小学生の頃から実家の農場でモーリス・マイナーを乗り回していたそうで、大型トラックの免許も持っている。クルマ雑誌でエッセイや試乗記を執筆し、カーレースにも出場。ゆえに『Mr.ビーン』にもクルマは頻繁に登場する。

「見た目はおっさん」だけど心は「永遠の9歳児」のミスター・ビーン。愛車はご存じ、イギリスの名車「ミニ」。テレビシリーズの2話目までは、オレンジ色のモーリス・ミニ(MKⅡ)だが、第3話からは黄色のボディに、ボンネットはつや消しの黒のブリティッシュ・レイランドのミニ(MKⅢ)が相棒に。

とにかくビーンは運転がうまい。クルマとクルマの間に数センチの隙間で駐車するスケッチではピタッと一発で決めるし、寝坊したビーンが寝間着のままミニに飛び乗り歯医者へ向かうスケッチでは、運転しながらシャツやズボンを穿き替え、歯磨きまでする。

極めつきは、大量のセール品をミニに詰め込むスケッチ。運転席に座れなくなりルーフに乗せたソファに座って運転する。

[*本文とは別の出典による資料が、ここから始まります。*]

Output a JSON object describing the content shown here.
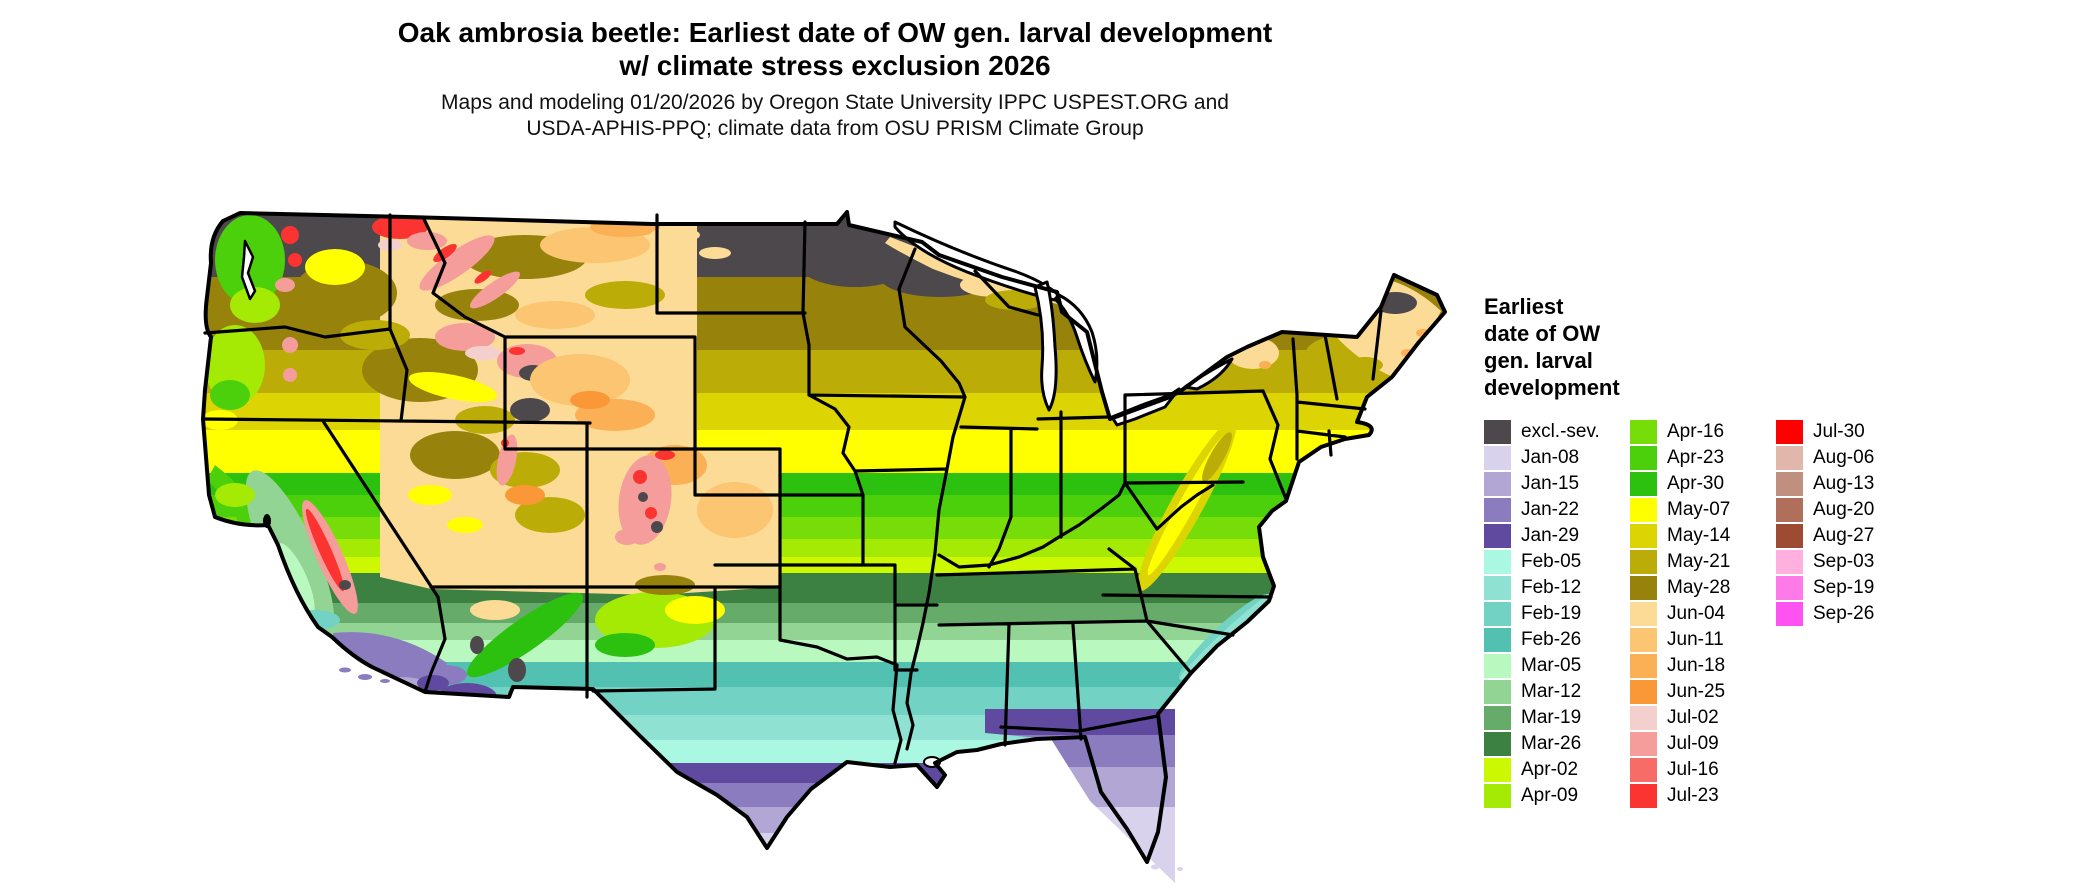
{
  "title": {
    "line1": "Oak ambrosia beetle: Earliest date of OW gen. larval development",
    "line2": "w/ climate stress exclusion 2026"
  },
  "subtitle": {
    "line1": "Maps and modeling 01/20/2026 by Oregon State University IPPC USPEST.ORG and",
    "line2": "USDA-APHIS-PPQ; climate data from OSU PRISM Climate Group"
  },
  "legend": {
    "title_lines": [
      "Earliest",
      "date of OW",
      "gen. larval",
      "development"
    ],
    "columns": [
      {
        "items": [
          {
            "label": "excl.-sev.",
            "color": "#4c484c"
          },
          {
            "label": "Jan-08",
            "color": "#d8d2ec"
          },
          {
            "label": "Jan-15",
            "color": "#b2a7d4"
          },
          {
            "label": "Jan-22",
            "color": "#8a7cbe"
          },
          {
            "label": "Jan-29",
            "color": "#5f4aa0"
          },
          {
            "label": "Feb-05",
            "color": "#aaf7e2"
          },
          {
            "label": "Feb-12",
            "color": "#8fe2d1"
          },
          {
            "label": "Feb-19",
            "color": "#72d2c3"
          },
          {
            "label": "Feb-26",
            "color": "#52c1b1"
          },
          {
            "label": "Mar-05",
            "color": "#b9f9bf"
          },
          {
            "label": "Mar-12",
            "color": "#92d494"
          },
          {
            "label": "Mar-19",
            "color": "#66ab69"
          },
          {
            "label": "Mar-26",
            "color": "#3c8142"
          },
          {
            "label": "Apr-02",
            "color": "#ccf802"
          },
          {
            "label": "Apr-09",
            "color": "#a4ea04"
          }
        ]
      },
      {
        "items": [
          {
            "label": "Apr-16",
            "color": "#77dd08"
          },
          {
            "label": "Apr-23",
            "color": "#4cd00b"
          },
          {
            "label": "Apr-30",
            "color": "#2cc10f"
          },
          {
            "label": "May-07",
            "color": "#ffff00"
          },
          {
            "label": "May-14",
            "color": "#ddd503"
          },
          {
            "label": "May-21",
            "color": "#bcac08"
          },
          {
            "label": "May-28",
            "color": "#97830b"
          },
          {
            "label": "Jun-04",
            "color": "#fcdb97"
          },
          {
            "label": "Jun-11",
            "color": "#fcc571"
          },
          {
            "label": "Jun-18",
            "color": "#fbb055"
          },
          {
            "label": "Jun-25",
            "color": "#fa9838"
          },
          {
            "label": "Jul-02",
            "color": "#f3d0cd"
          },
          {
            "label": "Jul-09",
            "color": "#f59d9a"
          },
          {
            "label": "Jul-16",
            "color": "#f76c66"
          },
          {
            "label": "Jul-23",
            "color": "#fb3431"
          }
        ]
      },
      {
        "items": [
          {
            "label": "Jul-30",
            "color": "#ff0000"
          },
          {
            "label": "Aug-06",
            "color": "#e1b7ac"
          },
          {
            "label": "Aug-13",
            "color": "#c18f80"
          },
          {
            "label": "Aug-20",
            "color": "#b06f5a"
          },
          {
            "label": "Aug-27",
            "color": "#9e4b34"
          },
          {
            "label": "Sep-03",
            "color": "#ffb0df"
          },
          {
            "label": "Sep-19",
            "color": "#ff7ae9"
          },
          {
            "label": "Sep-26",
            "color": "#fe53f1"
          }
        ]
      }
    ]
  },
  "map": {
    "area": "Continental United States",
    "boundary_color": "#000000",
    "water_color": "#ffffff",
    "gradient_south_to_north": [
      "Jan-08",
      "Jan-15",
      "Jan-22",
      "Jan-29",
      "Feb-05",
      "Feb-12",
      "Feb-19",
      "Feb-26",
      "Mar-05",
      "Mar-12",
      "Mar-19",
      "Mar-26",
      "Apr-02",
      "Apr-09",
      "Apr-16",
      "Apr-23",
      "Apr-30",
      "May-07",
      "May-14",
      "May-21",
      "May-28",
      "excl.-sev."
    ]
  }
}
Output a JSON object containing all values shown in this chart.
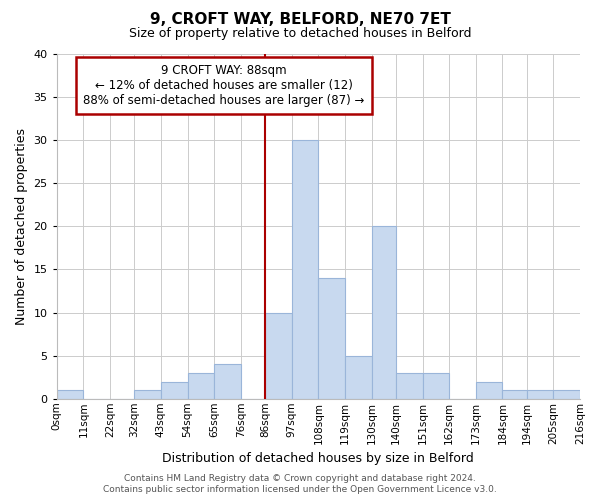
{
  "title": "9, CROFT WAY, BELFORD, NE70 7ET",
  "subtitle": "Size of property relative to detached houses in Belford",
  "xlabel": "Distribution of detached houses by size in Belford",
  "ylabel": "Number of detached properties",
  "bin_labels": [
    "0sqm",
    "11sqm",
    "22sqm",
    "32sqm",
    "43sqm",
    "54sqm",
    "65sqm",
    "76sqm",
    "86sqm",
    "97sqm",
    "108sqm",
    "119sqm",
    "130sqm",
    "140sqm",
    "151sqm",
    "162sqm",
    "173sqm",
    "184sqm",
    "194sqm",
    "205sqm",
    "216sqm"
  ],
  "bin_edges": [
    0,
    11,
    22,
    32,
    43,
    54,
    65,
    76,
    86,
    97,
    108,
    119,
    130,
    140,
    151,
    162,
    173,
    184,
    194,
    205,
    216
  ],
  "counts": [
    1,
    0,
    0,
    1,
    2,
    3,
    4,
    0,
    10,
    30,
    14,
    5,
    20,
    3,
    3,
    0,
    2,
    1,
    1,
    1
  ],
  "bar_color": "#c8d9ef",
  "bar_edge_color": "#9ab5d9",
  "vline_x": 86,
  "vline_color": "#aa0000",
  "ylim": [
    0,
    40
  ],
  "yticks": [
    0,
    5,
    10,
    15,
    20,
    25,
    30,
    35,
    40
  ],
  "annotation_title": "9 CROFT WAY: 88sqm",
  "annotation_line1": "← 12% of detached houses are smaller (12)",
  "annotation_line2": "88% of semi-detached houses are larger (87) →",
  "annotation_box_color": "#ffffff",
  "annotation_box_edge": "#aa0000",
  "footer_line1": "Contains HM Land Registry data © Crown copyright and database right 2024.",
  "footer_line2": "Contains public sector information licensed under the Open Government Licence v3.0.",
  "bg_color": "#ffffff",
  "grid_color": "#cccccc"
}
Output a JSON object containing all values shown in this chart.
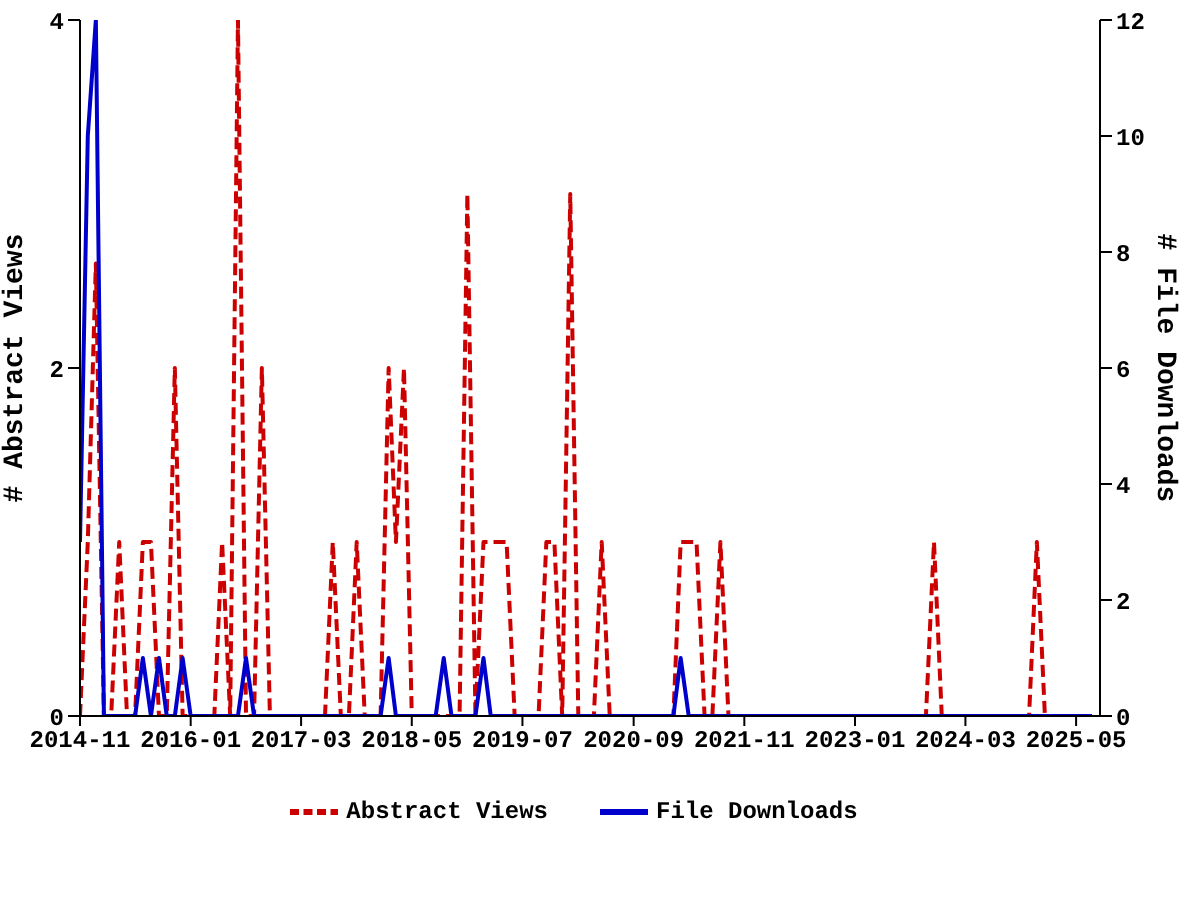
{
  "chart_data": {
    "type": "line",
    "ylabel": "# Abstract Views",
    "y2label": "# File Downloads",
    "x": [
      "2014-11",
      "2014-12",
      "2015-01",
      "2015-02",
      "2015-03",
      "2015-04",
      "2015-05",
      "2015-06",
      "2015-07",
      "2015-08",
      "2015-09",
      "2015-10",
      "2015-11",
      "2015-12",
      "2016-01",
      "2016-02",
      "2016-03",
      "2016-04",
      "2016-05",
      "2016-06",
      "2016-07",
      "2016-08",
      "2016-09",
      "2016-10",
      "2016-11",
      "2016-12",
      "2017-01",
      "2017-02",
      "2017-03",
      "2017-04",
      "2017-05",
      "2017-06",
      "2017-07",
      "2017-08",
      "2017-09",
      "2017-10",
      "2017-11",
      "2017-12",
      "2018-01",
      "2018-02",
      "2018-03",
      "2018-04",
      "2018-05",
      "2018-06",
      "2018-07",
      "2018-08",
      "2018-09",
      "2018-10",
      "2018-11",
      "2018-12",
      "2019-01",
      "2019-02",
      "2019-03",
      "2019-04",
      "2019-05",
      "2019-06",
      "2019-07",
      "2019-08",
      "2019-09",
      "2019-10",
      "2019-11",
      "2019-12",
      "2020-01",
      "2020-02",
      "2020-03",
      "2020-04",
      "2020-05",
      "2020-06",
      "2020-07",
      "2020-08",
      "2020-09",
      "2020-10",
      "2020-11",
      "2020-12",
      "2021-01",
      "2021-02",
      "2021-03",
      "2021-04",
      "2021-05",
      "2021-06",
      "2021-07",
      "2021-08",
      "2021-09",
      "2021-10",
      "2021-11",
      "2021-12",
      "2022-01",
      "2022-02",
      "2022-03",
      "2022-04",
      "2022-05",
      "2022-06",
      "2022-07",
      "2022-08",
      "2022-09",
      "2022-10",
      "2022-11",
      "2022-12",
      "2023-01",
      "2023-02",
      "2023-03",
      "2023-04",
      "2023-05",
      "2023-06",
      "2023-07",
      "2023-08",
      "2023-09",
      "2023-10",
      "2023-11",
      "2023-12",
      "2024-01",
      "2024-02",
      "2024-03",
      "2024-04",
      "2024-05",
      "2024-06",
      "2024-07",
      "2024-08",
      "2024-09",
      "2024-10",
      "2024-11",
      "2024-12",
      "2025-01",
      "2025-02",
      "2025-03",
      "2025-04",
      "2025-05",
      "2025-06",
      "2025-07"
    ],
    "series": [
      {
        "name": "Abstract Views",
        "color": "#cc0000",
        "line_style": "dashed",
        "values": [
          0,
          1,
          2.6,
          0,
          0,
          1,
          0,
          0,
          1,
          1,
          0,
          0,
          2,
          0,
          0,
          0,
          0,
          0,
          1,
          0,
          4,
          0,
          0,
          2,
          0,
          0,
          0,
          0,
          0,
          0,
          0,
          0,
          1,
          0,
          0,
          1,
          0,
          0,
          0,
          2,
          1,
          2,
          0,
          0,
          0,
          0,
          0,
          0,
          0,
          3,
          0,
          1,
          1,
          1,
          1,
          0,
          0,
          0,
          0,
          1,
          1,
          0,
          3,
          0,
          0,
          0,
          1,
          0,
          0,
          0,
          0,
          0,
          0,
          0,
          0,
          0,
          1,
          1,
          1,
          0,
          0,
          1,
          0,
          0,
          0,
          0,
          0,
          0,
          0,
          0,
          0,
          0,
          0,
          0,
          0,
          0,
          0,
          0,
          0,
          0,
          0,
          0,
          0,
          0,
          0,
          0,
          0,
          0,
          1,
          0,
          0,
          0,
          0,
          0,
          0,
          0,
          0,
          0,
          0,
          0,
          0,
          1,
          0,
          0,
          0,
          0,
          null,
          null,
          null
        ]
      },
      {
        "name": "File Downloads",
        "color": "#0000cc",
        "line_style": "solid",
        "axis": "y2",
        "values": [
          3,
          10,
          12,
          0,
          0,
          0,
          0,
          0,
          1,
          0,
          1,
          0,
          0,
          1,
          0,
          0,
          0,
          0,
          0,
          0,
          0,
          1,
          0,
          0,
          0,
          0,
          0,
          0,
          0,
          0,
          0,
          0,
          0,
          0,
          0,
          0,
          0,
          0,
          0,
          1,
          0,
          0,
          0,
          0,
          0,
          0,
          1,
          0,
          0,
          0,
          0,
          1,
          0,
          0,
          0,
          0,
          0,
          0,
          0,
          0,
          0,
          0,
          0,
          0,
          0,
          0,
          0,
          0,
          0,
          0,
          0,
          0,
          0,
          0,
          0,
          0,
          1,
          0,
          0,
          0,
          0,
          0,
          0,
          0,
          0,
          0,
          0,
          0,
          0,
          0,
          0,
          0,
          0,
          0,
          0,
          0,
          0,
          0,
          0,
          0,
          0,
          0,
          0,
          0,
          0,
          0,
          0,
          0,
          0,
          0,
          0,
          0,
          0,
          0,
          0,
          0,
          0,
          0,
          0,
          0,
          0,
          0,
          0,
          0,
          0,
          0,
          0,
          0,
          0
        ]
      }
    ],
    "xlim": [
      "2014-11",
      "2025-08"
    ],
    "xticks": [
      "2014-11",
      "2016-01",
      "2017-03",
      "2018-05",
      "2019-07",
      "2020-09",
      "2021-11",
      "2023-01",
      "2024-03",
      "2025-05"
    ],
    "ylim": [
      0,
      4
    ],
    "yticks": [
      0,
      2,
      4
    ],
    "y2lim": [
      0,
      12
    ],
    "y2ticks": [
      0,
      2,
      4,
      6,
      8,
      10,
      12
    ],
    "legend": "bottom",
    "grid": false
  }
}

ハンドルにヒモをくくりつけ、ギアは2速固定、アクセルとブレーキはモップ棒でつついて操作。こりゃさすがにスタントだろうと思っていたが、数年前に行われたミニのイベントでアトキンソンは実演走行してみせた。え、マジだったの⁉ 

ところで、ビーンにしょっちゅうバカにされるクルマをご存じだろうか。ビーンのミニにぶつけられたりひっくり返されたりする水色の三輪自動車。1930年代から72年までイギリスで作られていたリライアント・リーガルである。

そういえば、アトキンソンは97年に約9,500万円でマクラーレンを購入したが、2015年に約15億円(!)で売却している。どっかのセレブがロクに乗りもせず高級車を売買しているが、アトキンソンは2回クラッシュさせ、修理に1億数千万円かけるほど愛し抜いたのだった。